I can only say whats worked for me over many years and manyyyyyyyyyyy tractors (was a used tractor dealer)

NOT ALWAYS MIND YOU LOL BUT HERES THE BEST IN MY OPINION........ After I cleaned/ground down/polished or whatever it took to get to a good shiny (no paint or grease or rust) conductive case/frame member. I used stainless steel bolts nuts and the biting barbed star lock washers and good soldered and crimped terminals with heat shrink etc wires and terminations, then when all is done if you keep oxygen and moisture away oxidation/rust is greatly reduced, so a thin coat of silicone or other coating, then let it dry then paint over.

If you do it that way I neverrrrrrrr had connection problems later. Similar on battery posts if you use the felt washers underneath then top it all off with that red terminal coating I NEVER HAD CONNECTIONS GO BAD

Thats my story n Ima stickin to it,,,,,,clean bright shiny steel,,,,,,,stainless steel star lock washers and other hardware,,,,,,,,,soldered and crimped terminals,,,,,,,,,,,coat all to keep air and water away YOURE GOOD TO GO

John T
 

Thanks, I cleaned everything with the wire wheel on the grinder, bolted it all together and everything works great! I'll get it coated with something tonight. Now I need to go through the wiring, it has the 4 position L-H-D-B switch, and I'm assuming a cut out, it's big and square like a regulator, but appears to have 4 terminals, and one on the right side isn't used, just one wire going up to the box. It charges a little with the switch on H, but won't keep up with the lights, after running for a few minutes on H wide open, I get about 6.2 volts, ammeter shows a slight charge. I'm assuming it should be better than this.
 
If the cutout/regulator has 4 terminals, it's a regulator. And from your description (low charge rate, generator can't keep the lights and an open terminal on the VR) says the VR is wired wrong.

The regulator's BAT terminal should connect to the ammeter. And the regulator L terminal should go to the tractor's electrical loads ("hot" supply for both the ignition and light switches).

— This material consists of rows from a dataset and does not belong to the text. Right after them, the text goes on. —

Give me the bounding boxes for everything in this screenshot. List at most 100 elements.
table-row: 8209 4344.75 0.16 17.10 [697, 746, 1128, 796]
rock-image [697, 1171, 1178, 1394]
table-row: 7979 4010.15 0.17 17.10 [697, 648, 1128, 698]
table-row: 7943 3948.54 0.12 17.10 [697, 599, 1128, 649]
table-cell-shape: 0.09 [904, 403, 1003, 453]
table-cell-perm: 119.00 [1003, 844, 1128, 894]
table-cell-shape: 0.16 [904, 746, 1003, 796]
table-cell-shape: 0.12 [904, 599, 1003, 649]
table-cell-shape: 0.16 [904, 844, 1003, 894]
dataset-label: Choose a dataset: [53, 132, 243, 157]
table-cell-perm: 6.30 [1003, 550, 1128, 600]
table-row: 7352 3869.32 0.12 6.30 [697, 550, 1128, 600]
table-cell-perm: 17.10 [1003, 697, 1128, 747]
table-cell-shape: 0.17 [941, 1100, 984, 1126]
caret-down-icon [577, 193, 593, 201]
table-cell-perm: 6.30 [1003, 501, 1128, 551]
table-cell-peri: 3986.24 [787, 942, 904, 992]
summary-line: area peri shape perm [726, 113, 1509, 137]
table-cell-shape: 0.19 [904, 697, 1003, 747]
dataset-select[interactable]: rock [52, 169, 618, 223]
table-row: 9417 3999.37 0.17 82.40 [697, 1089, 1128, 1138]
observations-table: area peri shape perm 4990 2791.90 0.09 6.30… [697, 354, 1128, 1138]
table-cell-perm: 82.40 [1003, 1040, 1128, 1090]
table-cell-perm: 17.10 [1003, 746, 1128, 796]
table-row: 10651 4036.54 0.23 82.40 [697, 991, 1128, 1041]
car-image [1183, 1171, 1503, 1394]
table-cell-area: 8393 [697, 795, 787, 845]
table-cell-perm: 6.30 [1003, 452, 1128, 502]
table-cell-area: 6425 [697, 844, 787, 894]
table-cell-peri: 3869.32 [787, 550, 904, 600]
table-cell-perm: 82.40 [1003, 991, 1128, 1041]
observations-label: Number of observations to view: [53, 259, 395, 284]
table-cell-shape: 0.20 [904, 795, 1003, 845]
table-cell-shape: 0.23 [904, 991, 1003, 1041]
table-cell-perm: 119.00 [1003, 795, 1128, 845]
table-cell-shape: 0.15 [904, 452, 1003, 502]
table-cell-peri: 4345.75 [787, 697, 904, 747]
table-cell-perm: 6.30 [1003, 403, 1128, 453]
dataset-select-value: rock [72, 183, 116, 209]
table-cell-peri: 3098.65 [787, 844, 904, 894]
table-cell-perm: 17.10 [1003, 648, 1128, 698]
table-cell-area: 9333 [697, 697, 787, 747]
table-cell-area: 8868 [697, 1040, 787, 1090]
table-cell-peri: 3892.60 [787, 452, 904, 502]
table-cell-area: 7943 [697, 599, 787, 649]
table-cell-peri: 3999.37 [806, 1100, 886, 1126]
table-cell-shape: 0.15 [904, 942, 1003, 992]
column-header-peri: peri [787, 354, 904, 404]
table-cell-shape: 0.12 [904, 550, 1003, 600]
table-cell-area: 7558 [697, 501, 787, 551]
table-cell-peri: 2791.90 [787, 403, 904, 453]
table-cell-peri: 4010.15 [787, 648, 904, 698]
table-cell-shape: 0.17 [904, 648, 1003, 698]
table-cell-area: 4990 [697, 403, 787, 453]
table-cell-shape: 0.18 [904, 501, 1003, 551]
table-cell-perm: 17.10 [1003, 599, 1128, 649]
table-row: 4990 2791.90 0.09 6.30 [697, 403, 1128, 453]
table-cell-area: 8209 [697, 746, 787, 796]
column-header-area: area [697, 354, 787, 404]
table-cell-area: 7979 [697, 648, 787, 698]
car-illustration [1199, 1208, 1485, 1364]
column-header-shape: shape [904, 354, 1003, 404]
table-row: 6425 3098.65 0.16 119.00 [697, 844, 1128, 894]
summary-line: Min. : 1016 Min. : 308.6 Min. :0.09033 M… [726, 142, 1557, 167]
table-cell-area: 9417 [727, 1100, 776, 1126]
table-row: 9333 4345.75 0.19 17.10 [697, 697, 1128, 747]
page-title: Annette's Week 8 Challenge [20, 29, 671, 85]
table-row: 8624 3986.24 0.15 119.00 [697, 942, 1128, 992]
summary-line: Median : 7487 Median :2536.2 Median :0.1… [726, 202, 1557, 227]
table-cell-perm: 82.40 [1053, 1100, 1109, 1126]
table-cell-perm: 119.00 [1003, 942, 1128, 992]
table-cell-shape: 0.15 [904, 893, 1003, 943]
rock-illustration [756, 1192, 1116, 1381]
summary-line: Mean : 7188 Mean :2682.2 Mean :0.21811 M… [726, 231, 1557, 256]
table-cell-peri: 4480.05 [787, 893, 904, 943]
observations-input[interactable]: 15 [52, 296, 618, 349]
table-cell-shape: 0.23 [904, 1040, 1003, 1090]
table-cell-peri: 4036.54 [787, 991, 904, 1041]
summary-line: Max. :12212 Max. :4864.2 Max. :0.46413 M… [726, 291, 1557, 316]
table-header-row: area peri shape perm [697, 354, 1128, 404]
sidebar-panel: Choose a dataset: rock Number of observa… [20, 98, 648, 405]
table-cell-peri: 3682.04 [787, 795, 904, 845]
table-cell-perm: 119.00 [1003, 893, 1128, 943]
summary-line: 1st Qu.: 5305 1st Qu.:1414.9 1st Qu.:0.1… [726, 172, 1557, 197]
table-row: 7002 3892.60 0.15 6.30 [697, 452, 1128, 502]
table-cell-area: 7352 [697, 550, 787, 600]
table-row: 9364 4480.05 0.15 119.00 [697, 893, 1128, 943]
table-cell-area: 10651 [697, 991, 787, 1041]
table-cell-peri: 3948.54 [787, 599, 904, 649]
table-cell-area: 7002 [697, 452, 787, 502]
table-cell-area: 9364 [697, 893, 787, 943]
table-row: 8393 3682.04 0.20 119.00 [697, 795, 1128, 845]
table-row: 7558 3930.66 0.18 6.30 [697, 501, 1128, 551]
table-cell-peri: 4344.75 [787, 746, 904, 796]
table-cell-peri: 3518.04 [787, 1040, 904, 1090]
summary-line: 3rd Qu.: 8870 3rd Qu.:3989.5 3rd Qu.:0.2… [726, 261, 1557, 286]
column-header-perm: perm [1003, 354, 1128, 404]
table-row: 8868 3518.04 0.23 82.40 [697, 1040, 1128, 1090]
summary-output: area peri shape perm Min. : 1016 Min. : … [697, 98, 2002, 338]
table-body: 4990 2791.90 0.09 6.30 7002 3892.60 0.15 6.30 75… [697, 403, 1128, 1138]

Punch the link below for a diagram.
VR wiring diagram
 

It's definitely a cutout, and has a field resistor for use if there are no lights. I think I've got things working fairly well, I started another thread just for my charging issue.
12437.jpg
 
There are times when just running a separate chassis return
cable is better than grinding through the paint. Or when there
are many bolted sheet metal joints.
 

We'll see how it holds, it's working fairly well now (7.2 volts on "H"). The belt is very loos as well, I didn't see how to adjust it at first, pretty clever. I didn't realize how it worked until I had the hood back on. It has a loader on it so removing the hood is a bit of a chore.